We have only just started. The first cohort of Scholars will complete their first year very soon and they will come to the first ever BXAI Summer Programme. We are focused on their current experience as an AFLSP Scholar and that of their summer programme, but the impact is much broader. It is easy to give away money to support students for two or even four years of study. However, the timeline for nurturing people to become future leaders is much more long term. We have to look beyond the couple of years during which they are recipients of our scholarship and find ways to continue to foster their development. The crucial points are exits and alumni networking. That is why we are working on a sub-project called Enterprise Partners. We hope to connect our alumni to corporations, government agencies, NGOs or institutions for further studies, so that they have the platform, opportunity and exposure to emerge as future leaders. We gradually shape the Bai Xian community, keeping track of our alumni, perhaps inviting them back a few years down the road to share their own journey and wisdom with new cohorts. As you may appreciate, it is not how much you can give back to the alma mater but how connected you feel you are to the school that is important.  


We are fortunate to have a group of passionate and hard-working young people on our team.

Will you involve your children in the Institute? How important is it to have a family member as the Institute progresses?

My hope is that my children would like to be involved in the Institute. The opportunity is there but you cannot force it. The key thing is to let them know what the Institute is doing. My son will likely attend part of the Summer Programme. One of my daughters is interested in participating in the programme as a student. They may work as interns next summer to experience our work at a normal and grassroots level. Having said that, it is fine if we do not have a family member directing the Institute in the future. If the Institute survives and thrives without a family leader, it may be testament to how well it is run.

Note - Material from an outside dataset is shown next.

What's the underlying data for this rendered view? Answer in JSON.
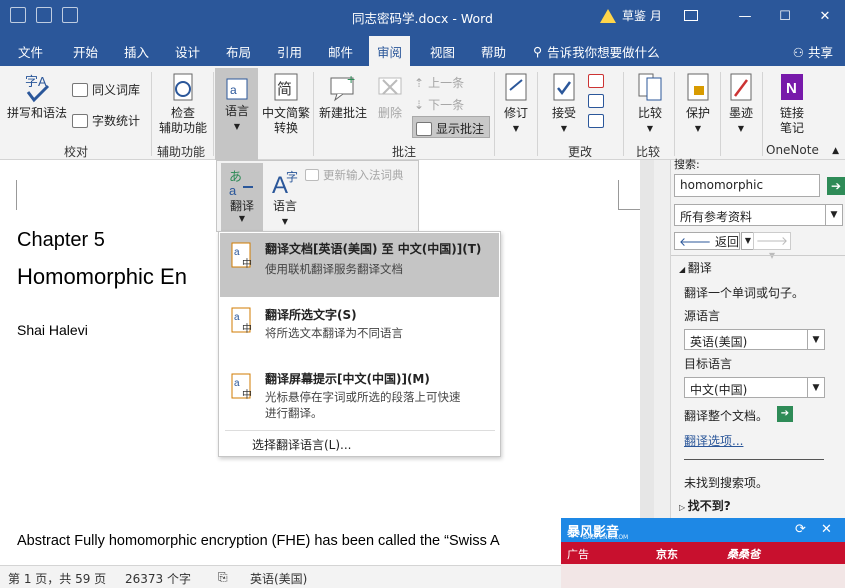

What are the challenges you face with this initiative?

With 16 universities in our network, the recruitment, selection, and tracking of 100 students per year, an annual summer programme with multiple components, financial planning, marketing and promotion of the AFLSP, fundraising and stewardship, community building and event management –among other things – you can imagine the challenges we have to face every day. The amount of work vis a vis the very thin staffing presents a major challenge. We are fortunate to have a group of passionate and hard-working young people on our team, but none of us has experience working in an NGO. There is a lot of trial and error, and learning as we go along.     

What would you like to share with other donors who may want to support universities as a popular cause for million dollar donations in Hong Kong and China?

We learnt from working with universities. Each university has its own administrative structure and a few universities may be less progressive and more conservative. We are more used to the Western way; you get someone in agreement with you in the university, and that person will champion the cause for you.  But things do not always happen that way. Also, as part of their corporate culture, Japanese universities and other organisations change their top management every few years. You may have things almost settled, but suddenly your point of contact is transferred. When someone new comes in, you have to start the whole discussion all over again. To leave ourselves with some degree of flexibility over changing personnel, we have a three-year contract with our partner universities.